Losses in Excess of Partner's Basis

Partner's share of loss is deductible only up to the amount of the partner's basis in the partnership - Excess can be carried over indefinitely - Carryover can be used when more basis is acquired (upon a contribution, recognition of partnership income, etc.) - Carryover is lost if interest sold - Classification of deferred losses - Proportionate to the losses incurred in year carryovers were generated. - Allocation of recourse liabilities - Partner's share is amount partner would have to pay in a hypothetical liquidation - Allocation of nonrecourse liabilities - Partner's share of minimum gain, remaining precontribution gain, and excess nonrecourse liabilities

Partnership Ordinary Business Income (Loss)

The following items are included in the Partnership Ordinary Business Income (Loss) computation because they always get ordinary (nonseparately stated) treatment: - Code Sec. 1245 depreciation recapture - Cost of goods sold - Depreciation and other operating expenses - Amortization of organizational expenditures

Formation of Partnerships— Contributions in General

Three exceptions to nonrecognition. Gain is recognized in either event below: - Services. A partner's contribution of services in exchange for a partnership (P/S) interest creates ordinary income to the partner (P). - Disguised sale. A partner's contribution of property to a P/S followed by a P/S's distribution of property (other than a partnership interest) to a partner within 2 years is presumed by IRS to be a disguised sale. - Excess of P's net debt relief over P's basis. Excess net debt relief enjoyed by a partner over their basis in their partnership interest is treated as capital gain. Similar treatment holds for corporations. Recall that a shareholder relieved of debt by a corporation has taxable boot if the debt relief exceeds that shareholder's basis in contributed property. - No 80% control requirement. The 80% control requirement for corporate shareholders is not required of partners contributing property to a P/S. - Partner's outside basis increases with P/S debt assumption. A partner's outside basis increases by his pro rata share of a P/S's increase in both recourse and non-recourse debt. The debt may include debt transferred by a contributing partner. (In contrast, a corporate shareholder's stock basis is not affected by corporate debt assumption.) - Partner's outside basis decreases with debt relief. Debt transferred by a contributing partner to the P/S results in debt relief to the contributing partner. The partner must reduce his basis in the P/S by the amount of debt relief. (Similarly, shareholders must reduce their basis in stock for the amount of their debt assumed by the corporation.)

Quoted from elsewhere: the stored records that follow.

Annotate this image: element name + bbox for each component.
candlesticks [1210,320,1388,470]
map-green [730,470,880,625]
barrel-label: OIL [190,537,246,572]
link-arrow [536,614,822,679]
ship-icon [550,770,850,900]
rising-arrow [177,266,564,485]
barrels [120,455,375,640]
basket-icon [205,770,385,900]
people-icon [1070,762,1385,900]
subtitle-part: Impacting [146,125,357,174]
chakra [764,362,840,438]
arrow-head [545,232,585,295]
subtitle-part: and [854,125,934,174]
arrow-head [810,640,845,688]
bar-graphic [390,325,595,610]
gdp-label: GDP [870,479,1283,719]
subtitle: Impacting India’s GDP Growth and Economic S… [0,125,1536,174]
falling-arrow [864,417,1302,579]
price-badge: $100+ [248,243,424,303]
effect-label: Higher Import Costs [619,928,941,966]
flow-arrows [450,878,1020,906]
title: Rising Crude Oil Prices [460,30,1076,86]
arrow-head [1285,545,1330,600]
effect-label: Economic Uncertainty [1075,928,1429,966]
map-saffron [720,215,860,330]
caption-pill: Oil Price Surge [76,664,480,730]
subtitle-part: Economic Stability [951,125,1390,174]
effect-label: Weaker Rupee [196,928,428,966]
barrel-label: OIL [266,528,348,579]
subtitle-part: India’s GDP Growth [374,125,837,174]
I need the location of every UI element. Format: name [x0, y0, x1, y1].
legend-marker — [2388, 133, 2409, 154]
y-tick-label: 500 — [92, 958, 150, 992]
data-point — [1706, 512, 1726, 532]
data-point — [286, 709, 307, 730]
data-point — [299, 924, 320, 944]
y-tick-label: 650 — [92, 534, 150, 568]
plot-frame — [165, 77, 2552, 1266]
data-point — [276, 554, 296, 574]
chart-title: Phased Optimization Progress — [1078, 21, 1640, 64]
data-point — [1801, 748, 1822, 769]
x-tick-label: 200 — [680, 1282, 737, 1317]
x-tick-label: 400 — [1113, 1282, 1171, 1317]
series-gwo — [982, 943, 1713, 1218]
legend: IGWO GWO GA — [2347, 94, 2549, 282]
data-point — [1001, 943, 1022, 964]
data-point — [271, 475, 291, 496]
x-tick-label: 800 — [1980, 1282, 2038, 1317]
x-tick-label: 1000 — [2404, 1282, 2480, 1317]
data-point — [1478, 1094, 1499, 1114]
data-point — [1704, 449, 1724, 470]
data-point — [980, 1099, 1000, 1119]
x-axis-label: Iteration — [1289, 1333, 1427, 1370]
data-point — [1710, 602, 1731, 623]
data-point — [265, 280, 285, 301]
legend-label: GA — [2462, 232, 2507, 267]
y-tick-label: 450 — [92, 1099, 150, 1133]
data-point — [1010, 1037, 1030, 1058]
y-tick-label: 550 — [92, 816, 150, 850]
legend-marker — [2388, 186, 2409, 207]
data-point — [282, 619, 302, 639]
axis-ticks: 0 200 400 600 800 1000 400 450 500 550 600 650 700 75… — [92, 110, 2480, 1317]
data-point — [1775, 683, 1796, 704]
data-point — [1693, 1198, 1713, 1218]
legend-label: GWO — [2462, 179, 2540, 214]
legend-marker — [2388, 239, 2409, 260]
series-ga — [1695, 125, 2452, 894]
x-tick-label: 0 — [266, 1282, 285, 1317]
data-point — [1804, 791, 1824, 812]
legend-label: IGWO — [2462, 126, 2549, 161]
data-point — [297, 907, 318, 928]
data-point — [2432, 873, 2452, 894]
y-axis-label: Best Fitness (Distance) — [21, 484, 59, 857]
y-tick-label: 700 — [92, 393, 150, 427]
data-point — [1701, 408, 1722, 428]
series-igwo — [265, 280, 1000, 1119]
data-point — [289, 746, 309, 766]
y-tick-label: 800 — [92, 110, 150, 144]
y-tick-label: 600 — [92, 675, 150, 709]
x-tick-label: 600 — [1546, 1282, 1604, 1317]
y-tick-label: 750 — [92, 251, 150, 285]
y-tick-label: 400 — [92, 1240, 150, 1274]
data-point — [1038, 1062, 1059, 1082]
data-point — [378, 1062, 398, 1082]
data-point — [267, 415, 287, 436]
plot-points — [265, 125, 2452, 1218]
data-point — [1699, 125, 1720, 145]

Limitation on Losses—At-Risk Rules

What about alimony paid, charitable contributions and other non- business/non-investment expenses? Prop. Reg. 1.465-13 addresses this question by providing that, " ...allowable deductions allocable to an [passive] activity are those otherwise allowable deductions incurred in a trade or business or for the production of income from the activity." (In other words, alimony and charitable contributions paid by a partnership are generally NOT subject to the at-risk rules since they do not ordinarily serve a business or investment purpose to the passive activity incurring these expenses. However, facts and circumstances govern "purpose".)